Reviews from

in the past


Played as part of Atari 50.

I don't want every single one of my Jaguar reviews to just reiterate that Atari fell flat on their face when it came to evolving with their competition, but that really is just the main conclusion to be made, isn't it? Launching the Jaguar with two largely uninteresting space games ripping off Star Fox in two different ways is crazy. Trevor McFur is just a boring shmup, with a striking lack of music for the vast majority of the game. The levels are long and repetitive without a ton of variation, and once you do finally beat a boss and get into a planet it's largely more of the same, just with a different scrolling background. It's no surprise no one bought this piece of shit console if this is what they were using to sell it, lol.

(played as part of ATARI 50)

Imagine some kid getting a Jaguar at launch and being stuck with this and CYBERMORPH. Their friends on the playground talking about Doom and Sonic and Game Boy Zelda. Atari owed that kid better than this shitpost garbage.

Legit feel like this game was made by someone high. It feels like a shitty knock off star fox but to call it a knockoff is an insult to knock offs. It has you play as an anthropomorphic animal who flies in a space where you have to avoid rocks... more rocks... space gas... and rocks that throw rocks at you. Then you fight a boss who has a weak spot and suddenly doesn't and the game kills you about 3-4 time before it's game over.

Awful game and the last within Atari 50.


I'm losing control of my life. What is this? This feels like a fever dream AI generated vertical shoot em up. It sounds bad, it looks bad even for Jaguar graphics and completely just feels like a copy and paste job. I'm not giving this game any more time.

I will give credit where credit is dude and say that some of the level designs are actually quite interesting and really out there for the time. It's too bad a good majority of everything else kind of sucks.

4.1/10

(Atari 50)
This kinda feels like one of the most boring games I've played but also I'm oddly intrigued by it, I can't explain what it actually is that intrigues me though. The levels are too long, they're uninspired, and there's no music. No music is the biggest killer for it really.
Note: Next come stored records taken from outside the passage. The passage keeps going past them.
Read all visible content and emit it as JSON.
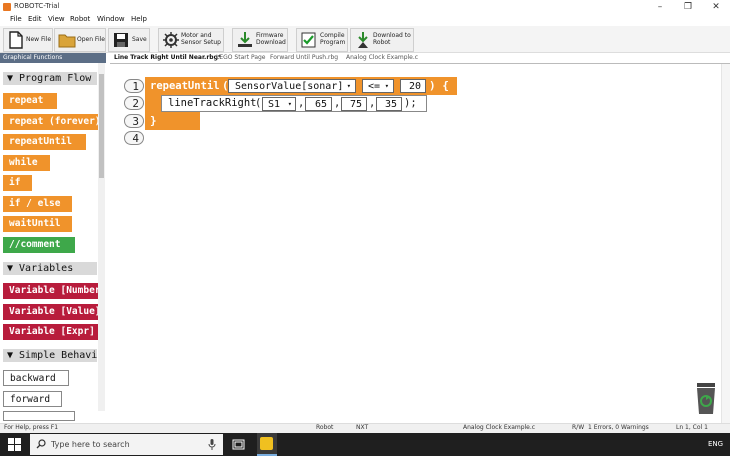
{
  "window": {
    "title": "ROBOTC-Trial",
    "controls": [
      "–",
      "❐",
      "✕"
    ]
  },
  "menu": [
    "File",
    "Edit",
    "View",
    "Robot",
    "Window",
    "Help"
  ],
  "toolbar": {
    "new_file": "New File",
    "open_file": "Open File",
    "save": "Save",
    "motor_setup_1": "Motor and",
    "motor_setup_2": "Sensor Setup",
    "firmware_1": "Firmware",
    "firmware_2": "Download",
    "compile_1": "Compile",
    "compile_2": "Program",
    "download_1": "Download to",
    "download_2": "Robot"
  },
  "left_panel": {
    "header": "Graphical Functions",
    "categories": [
      "▼ Program Flow",
      "▼ Variables",
      "▼ Simple Behavi"
    ],
    "program_flow": [
      "repeat",
      "repeat (forever)",
      "repeatUntil",
      "while",
      "if",
      "if / else",
      "waitUntil",
      "//comment"
    ],
    "variables": [
      "Variable [Number]",
      "Variable [Value]",
      "Variable [Expr]"
    ],
    "simple_behaviors": [
      "backward",
      "forward",
      ""
    ]
  },
  "tabs": [
    "Line Track Right Until Near.rbg*",
    "LEGO Start Page",
    "Forward Until Push.rbg",
    "Analog Clock Example.c"
  ],
  "code": {
    "line_numbers": [
      "1",
      "2",
      "3",
      "4"
    ],
    "repeat_until": "repeatUntil",
    "open_paren": "(",
    "sensor": "SensorValue[sonar]",
    "operator": "<=",
    "threshold": "20",
    "close_brace_open": ") {",
    "func": "lineTrackRight",
    "func_open": "(",
    "arg1": "S1",
    "comma": ",",
    "arg2": "65",
    "arg3": "75",
    "arg4": "35",
    "func_close": ");",
    "close_brace": "}"
  },
  "status": {
    "help": "For Help, press F1",
    "robot": "Robot",
    "platform": "NXT",
    "file": "Analog Clock Example.c",
    "mode": "R/W",
    "errors": "1 Errors, 0 Warnings",
    "position": "Ln 1, Col 1"
  },
  "taskbar": {
    "search_placeholder": "Type here to search",
    "lang": "ENG"
  },
  "colors": {
    "orange": "#f0932b",
    "green": "#3ea84a",
    "red": "#b81c3c",
    "header": "#5c6e86"
  }
}
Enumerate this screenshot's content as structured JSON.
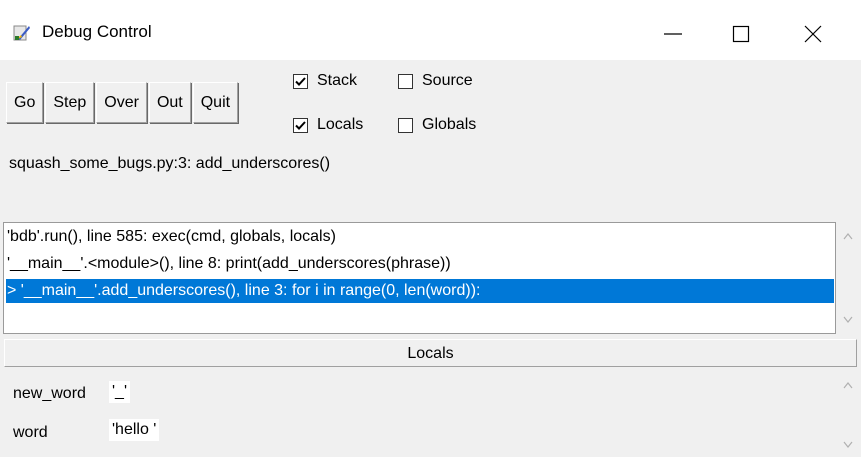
{
  "window": {
    "title": "Debug Control",
    "icons": {
      "app": "idle-feather-icon",
      "minimize": "minimize-icon",
      "maximize": "maximize-icon",
      "close": "close-icon"
    }
  },
  "toolbar": {
    "go": "Go",
    "step": "Step",
    "over": "Over",
    "out": "Out",
    "quit": "Quit"
  },
  "options": {
    "stack": {
      "label": "Stack",
      "checked": true
    },
    "source": {
      "label": "Source",
      "checked": false
    },
    "locals": {
      "label": "Locals",
      "checked": true
    },
    "globals": {
      "label": "Globals",
      "checked": false
    }
  },
  "status": "squash_some_bugs.py:3: add_underscores()",
  "stack": [
    {
      "text": "'bdb'.run(), line 585: exec(cmd, globals, locals)",
      "selected": false
    },
    {
      "text": "'__main__'.<module>(), line 8: print(add_underscores(phrase))",
      "selected": false
    },
    {
      "text": "> '__main__'.add_underscores(), line 3: for i in range(0, len(word)):",
      "selected": true
    }
  ],
  "locals": {
    "header": "Locals",
    "vars": [
      {
        "name": "new_word",
        "value": "'_'"
      },
      {
        "name": "word",
        "value": "'hello '"
      }
    ]
  },
  "colors": {
    "selection": "#0078d7",
    "background": "#f0f0f0"
  }
}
I suppose the fact that there's asteroids that break into smaller asteroids means you can see Atari's Asteroids lineage?

While this game might have passed for something decent on previous Atari platforms, this is a far cry from the quality of games released from other developers in 93.

Of course this got more plays on here than Attack of the Mutant Penguins, I bet all of you were just as disappointed as I was. Yes, I know who you are.

One of the most embarrassing shmups I've ever played, and it wasn't even due to the photoshop jobs of animal heads on top of human bodies. The graphics and low-quality sound effects make me think I'm playing some shockwave or flash game on Nickolodean.com. Levels are long and horrifyingly dull, the first ten seconds of a stage is the rest of the five minutes you get to experience in it. Nothing new is pulled on you, and time slows to a standstill. The game's strategy is to bore you into drowsiness, and hope you blunder into obstacles by accident. It's the antithesis of Super R-Type, it suffers from a serious case of pillow fists and not only respawns you on death, but also respawns you on continue, effectively giving you like 15 lives or whatever. If you're expecting music during gameplay then you're sorely mistaken, this ain't your mama's Thunder Force IV. It's goddamn Trevor McFur and it's soundtrack of shitty sound effects, and a composer who was only paid in a free Happy Meal and some Chuck E. Cheese tokens. The only way it could be more underwhelming would be if the frame rate tanked, and I honestly wish it did so I wouldn't have a stealth compliment to give it.

The weapon system is bullshit, whatever special weapon you collect instantly replaces the one you had and in order to switch you have to use the number pad to pick what you need out of the nine, or cycle through them via the option button. I love accidentally calling my useless wingman instead of using my screen-clearing bomb or my shield. My favorite weapon is the cartoonish magnet that you can accidentally kill yourself with, by firing it and having it pull the asteroid behind your ship in addition to everything else on screen.

It wasn't all for naught though, yes there's actually something uplifting about this dopey game. Most of the stage backgrounds and themes are fairly boring, but for whatever reason the graphics guy just had the time of his life and went ballistic for the planet Zephyria. I assume they just got absolutely loaded one day, and came out of it with the funniest screenshot I got to upload to IGDB yet. A stage that resembles Andy's Bedroom from Toy Story with you fighting some smarmy-looking chrome cupid asshole in sunglasses, flanked by the hummingbird from Kolibri, and ships that resemble the batarang cursor from the main menu of Batman Forever on SNES. I seriously couldn't make this shit up if I had tried. There's dragons too for some reason.

When your launch lineup for North America is this and Cybermorph, it's seriously no wonder that Atari died and became the dancing corpse on strings that it is today.